What is the probability that two persons meet if one of them comes at any time from 0 to T_1, uniformly at random, and waits for t_1 units of time while the other person comes at any time from 0 to T_2 and waits for t_2 units of time.
SHORT EXPLANATION
Suppose x_1 is the time at which the first person arrives and x_2 for second person. Then note that the following inequalities must hold for them to meet: x_1 \le x_2 + t_2 and x_2 \le x_1 + t_1
See the figure for an example. Now we just have to find the area of the shaded region. That divided by the whole area (T_1 * T_2) gives the answer.

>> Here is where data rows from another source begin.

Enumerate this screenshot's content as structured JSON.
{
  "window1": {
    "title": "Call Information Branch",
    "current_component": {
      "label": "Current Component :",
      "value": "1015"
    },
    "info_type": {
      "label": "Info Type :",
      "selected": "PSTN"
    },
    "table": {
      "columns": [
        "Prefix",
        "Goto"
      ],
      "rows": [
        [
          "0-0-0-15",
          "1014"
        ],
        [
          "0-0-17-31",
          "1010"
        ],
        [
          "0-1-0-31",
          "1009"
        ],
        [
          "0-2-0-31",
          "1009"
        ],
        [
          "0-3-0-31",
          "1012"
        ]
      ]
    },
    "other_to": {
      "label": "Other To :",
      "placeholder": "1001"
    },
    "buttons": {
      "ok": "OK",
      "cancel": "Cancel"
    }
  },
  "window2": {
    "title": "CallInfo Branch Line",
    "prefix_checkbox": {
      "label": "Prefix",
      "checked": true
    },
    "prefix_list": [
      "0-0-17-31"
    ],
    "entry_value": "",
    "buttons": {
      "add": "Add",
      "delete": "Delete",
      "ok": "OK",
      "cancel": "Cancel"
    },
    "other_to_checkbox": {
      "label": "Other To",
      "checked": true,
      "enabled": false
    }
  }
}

what is the case when both t1 and t2=0??plx explain!
in this case as far as my intitution says that they will meet if both comes together but how will we find the probability of meeting together
Although the provided solution is great, I do not think the difficulty of the problem is “Cakewalk”. I did some sort of cases analysis and quite complicated formulas to deal with it in the contest.
@aniruddha_paul at t1=0 and t2=0 the only points satisfying this condition is the points on diagonals. probability will be= area of diagonal/(T1*T2) since the area of a line is 0 we get the ans =0 diagonal of square will be taken look at the diag in editorial
I calculated answer and printed first 9 digits after decimal point.It gave me WA.
While whwn i printed with 6 digits it got AC???.How is this possible.Procedure for calculating answer
remains same.
ex… my ans =0.000015555 and when to 6 digits it becomes 0.000016 and error
between these is more than 10^-6.
@varunn123, if t1 = t2 = 0, even then it is possible that they meet if both people come at the same time. How can we say that the probability of them meeting is 0 even when t1 = t2 = 0?
@thakkarparth07 here we are dealing with real numbers and not only integers thats why we are using the concept of area here!! we took T1 and T2 drawn a rectangle and considered the square part in that and calculated the area where we get success(success area)!! at t1=t2=0 we get diagonal so area is 0!! look it in this way the success combinations we get in success area is way too smaller than unsuccessful combinations & successful combined so ans tends to 0. this is what i think!!
Why can’t we take the dimensions of the rectangle as T1+t1 and T2+t2? Suppose if the case is 2 6 2 1 and the second person arrives at 3.5 seconds, then also they have a chance to meet…but from your method it doesn’t seems possible.